Уборщица грустно усмехнулась.
— Досталось нам тут с ним хлопот. Он ведь второй год приезжает, и нет бы, как все остальные люди, лечиться, загорать и купаться… Куда там!.. — она всплеснула руками.
— Неужели не ходил купаться и загорать?.. Хотя, говорят, он плавать не умел, — сказал Макаров.
— Да не в этом дело, умел он плавать или нет, — возразила уборщица. — Он вообще бог знает чем занимался: где ему купаться и загорать было, когда он целые ночи с дружками да женщинами — карты, водка, сами понимаете…
— Где же он друзей себе нашёл таких неутомимых, желающих вместо всей этой красоты… — Алексей мазнул рукой в ту сторону, где под обрывом, за деревьями шумело море. — В карты-то можно где угодно играть, а тут такая красота, море, день жалко терять, не то что…
— Да уж находят, видно, они друг друга, — качнула головой женщина и поправила пучок туго стянутых на затылке волос. — Да и скажу прямо, не много, видно, таких дураков. Одни и те же у него собирались, и в прошлом году, и теперь…
— Да что вы говорите, как же они в одно время ухитрялись приезжать, путёвки-то к вам в пансионат не достанешь?..
— Ну, для нашего Паши проблемы не было, — ответила женщина, — у него родители большие люди, из Москвы, недаром он здесь, как почётный гость, один жил.
— Да что вы говорите?! — простодушно изумился Алексей. — Ну, ладно, это он, а другие-то как же?

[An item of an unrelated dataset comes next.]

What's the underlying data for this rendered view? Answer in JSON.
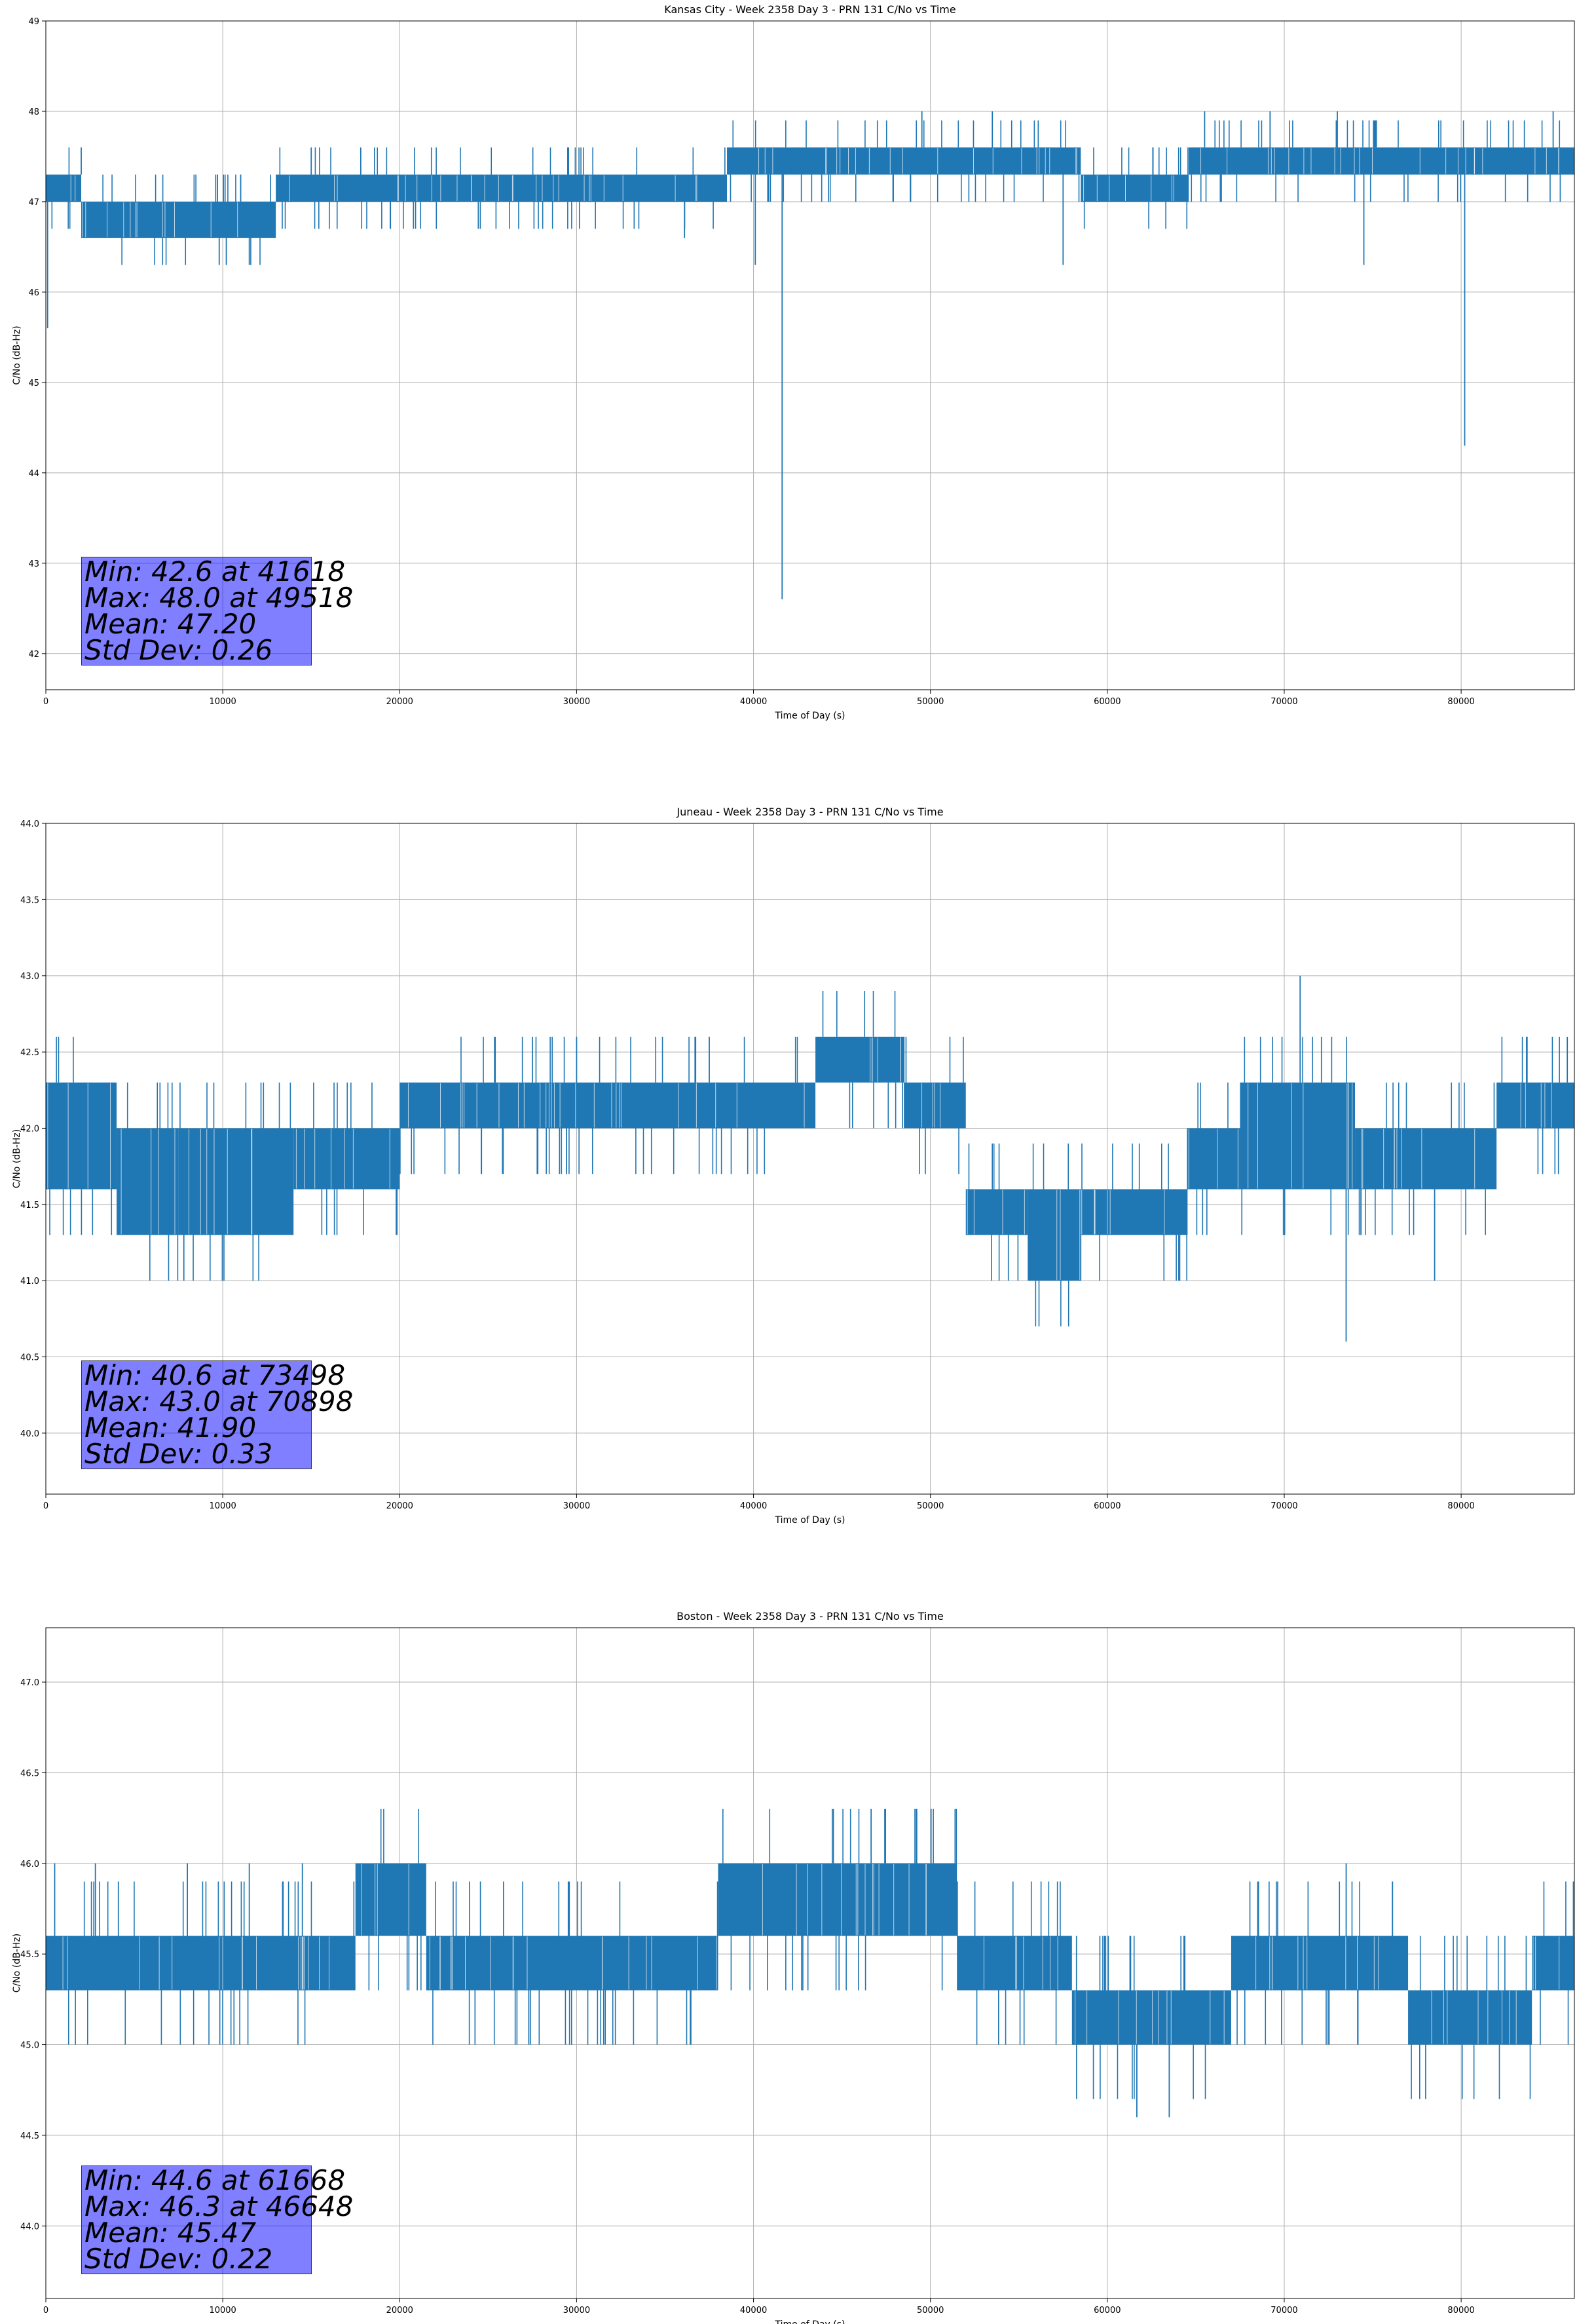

— А другие что… Один, пожилой такой, приличный мужчина, седой, весёлый всегда, похоже, тоже важная шишка, при деньгах больших… — внезапно женщина поджала губы, и Макаров подумал, что, кажется, «солидный мужчина» иногда баловал гостинцем и её, а она вот случайно проговорилась. — В общем, он чаще других к Паше ходил, почти каждый день они наверху запирались, то с женщинами, то в карты играли… Он с ним вместе и ушёл в тот самый вечер, когда Паша утонул, и ещё девушка была, местная… Девчонка ещё, лет восемнадцать, работает где-то здесь. У них женщины и другие были, но не так, на одну-две ночи, а эту я ещё в прошлом году здесь видела. (Макаров напряжённо слушал слова уборщицы. Сначала он решил было, что все сошлось одно к одному и женщина, которая бывала в «охотничьем доме», — Элина или Элла, как там правильно, — но потом сообразил, что её уж никак нельзя назвать девчонкой…) Не знаю уж, какой у молодой девицы к этим гулякам мог быть интерес, или у них к ней и как они её между собой делили… Я этого не понимаю и понимать не хочу, но в тот вечер они тоже там втроём выпивали. Часов в шесть вечера прошли наверх (студент комнаты на втором этаже занимал, как все бессемейные гости), и седой нёс «дипломат», а у Паши в руках были две бутылки водки. Потом Катя, моя сменщица, ночью убирала, говорит, две пустые водочные бутылки выбросила, от импортной водки — такие у нас не принимают, и ещё бутылок семь от импортного пива… — Женщина вздохнула и замолчала.